To assess preoperative cardiac functional classes, we used self-reported data on the performance of well-defined daily activities (eg, walking, climbing stairs, bicycling, showering, dressing) scored with the SAS.41 This index was developed as an alternative to the New York Heart Association functional classification. Subjects were asked about their ability to undertake activities of known metabolic cost and were placed in 1 of 4 functional classes on the basis of their responses (class I: subject could perform any activity requiring ≥7 metabolic equivalents (METs, where 1 MET=3.5 mL O2·kg1·min1); class II: subject can perform to completion any activity requiring ≥ 5 METs but cannot or does not perform to completion activities requiring ≥7 METs; class III: subject can perform to completion any activity requiring ≥2 METs but cannot or does not perform to completion any activities requiring ≥5 METs; class IV: subject could not perform to completion any activity requiring ≥2 METs). The SAS has been shown to have better interobserver reliability than the New York Heart Association classification (weighted kappa value=.62 for all 4 classifications), and results obtained with the SAS have been shown to relate more closely to the results of conventional exercise testing.42 The SAS has a reproducibility of 73% in 75 patients with cardiovascular diseases and correlates well (r=.66) with the duration of treadmill exercise (in seconds).42,43

Postoperative Pulmonary Complications

Postoperative pulmonary complications have been defined as “any pulmonary abnormality occurring in the postoperative period that produces identifiable disease or dysfunction that is clinically significant and that adversely affects clinical course.”44(p167) In our study, PPCs were defined according to clinical (symptoms and physical examination), radiologic, and CDC criteria for bronchitis, atelectasis, and pneumonia (Tab. 1).45,46 When abnormal radiologic findings occurred and there were no clinical symptoms or changes in auscultation, the complications were considered subclinical.

Data Analysis

The data were analyzed with the Software Package for the Social Sciences (SPSS, version 9.0).47 Data from all subjects were analyzed for outliers. The Kolmogorov-Smirnov goodness-of-fit test was used to check for the normality of data distribution. Summary descriptive statistics, including frequencies, means, and standard deviations, were computed for the preoperative variables.
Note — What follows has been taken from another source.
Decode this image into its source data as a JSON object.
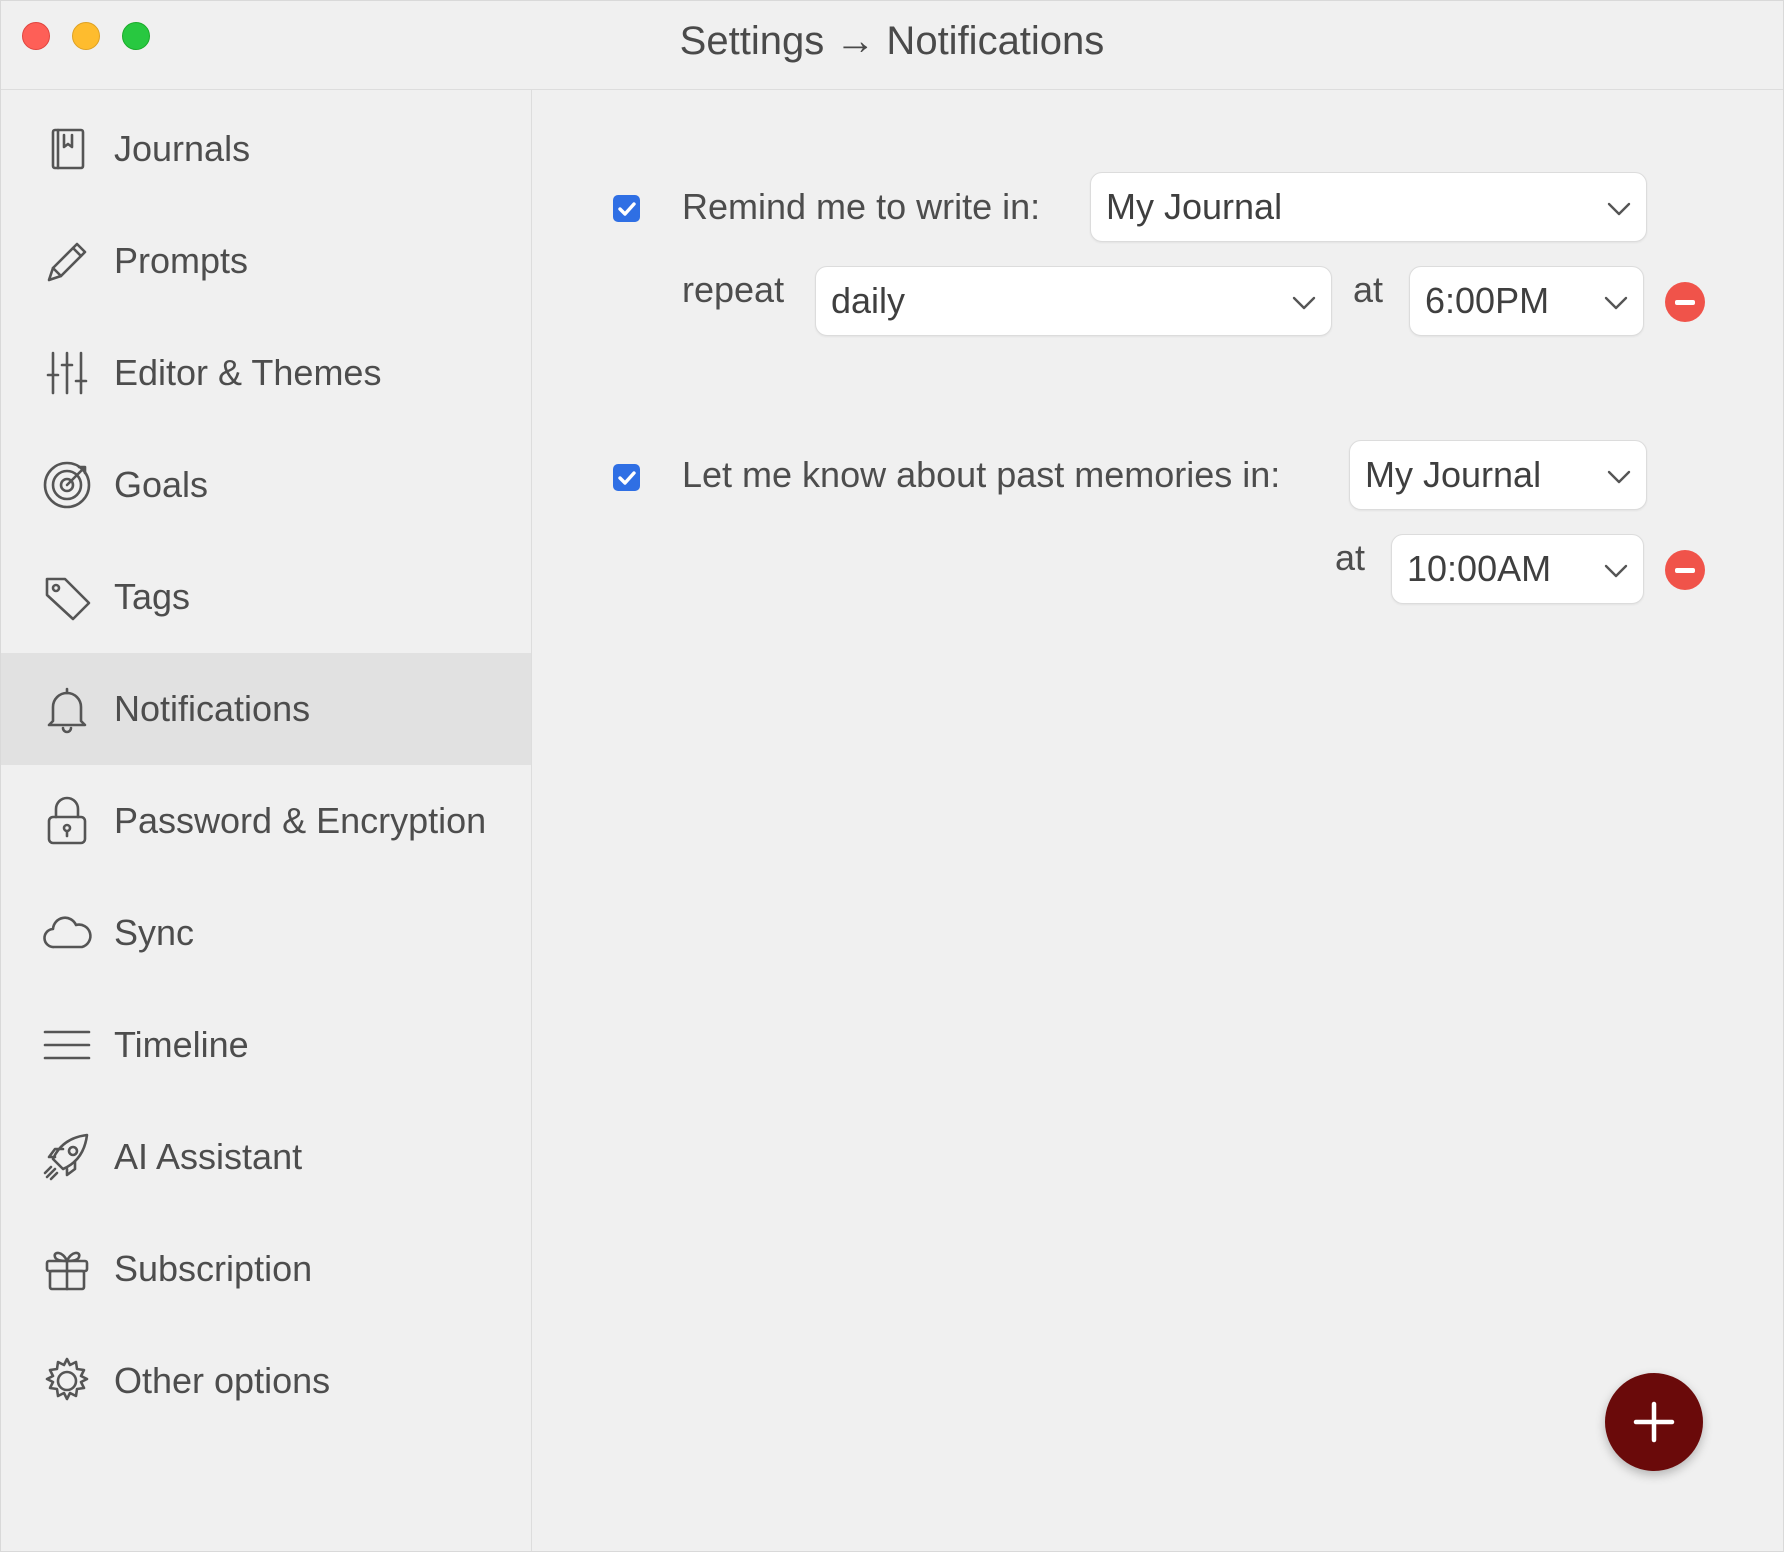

Twelve preoperative risk factors (Tab. 2) were dichotomized (0=absent, normal; 1=present, abnormal), and cutoff points for continuous variables (eg, age, BMI, FEV1, IVC, MIP, MEP) were chosen on the basis of the literature and were examined to determine the best association with PPCs.2,2731,4850 The potential association of each of the 12 preoperative risk factors with PPCs was evaluated with the Fisher exact test (Tab. 2). Relative risks were calculated to measure the degree of association.

Table 2.

Preoperative Characteristics of Patients With and Without Postoperative Pulmonary Complicationsa

Separate multiple logistic regression models were developed to determine the effects of the preoperative factors that have a significant association with PPCs by use of the backward procedure. The goodness-of-fit test was used to choose the best predicted model for PPCs.51

The validity of data obtained with logistic regression analyses can be studied by predicting the outcome and by comparing this prediction with the known outcome. This process requires the collection of new data. Thus, using the SPSS program, we selected a random subsample of 17 subjects (14.5%) from the study sample (N=117) and developed a model based on the remaining subjects (n=100). We then predicted the outcome for these 17 subjects and compared this outcome with their actual outcome to obtain an indication of the validity of the method. Again, we selected a new subsample (a different subsample of 17 subjects), predicted the outcome for these 17 subjects, and compared this outcome with their actual outcome. This simulation was repeated 100 times to determine the sensitivity and specificity of the model.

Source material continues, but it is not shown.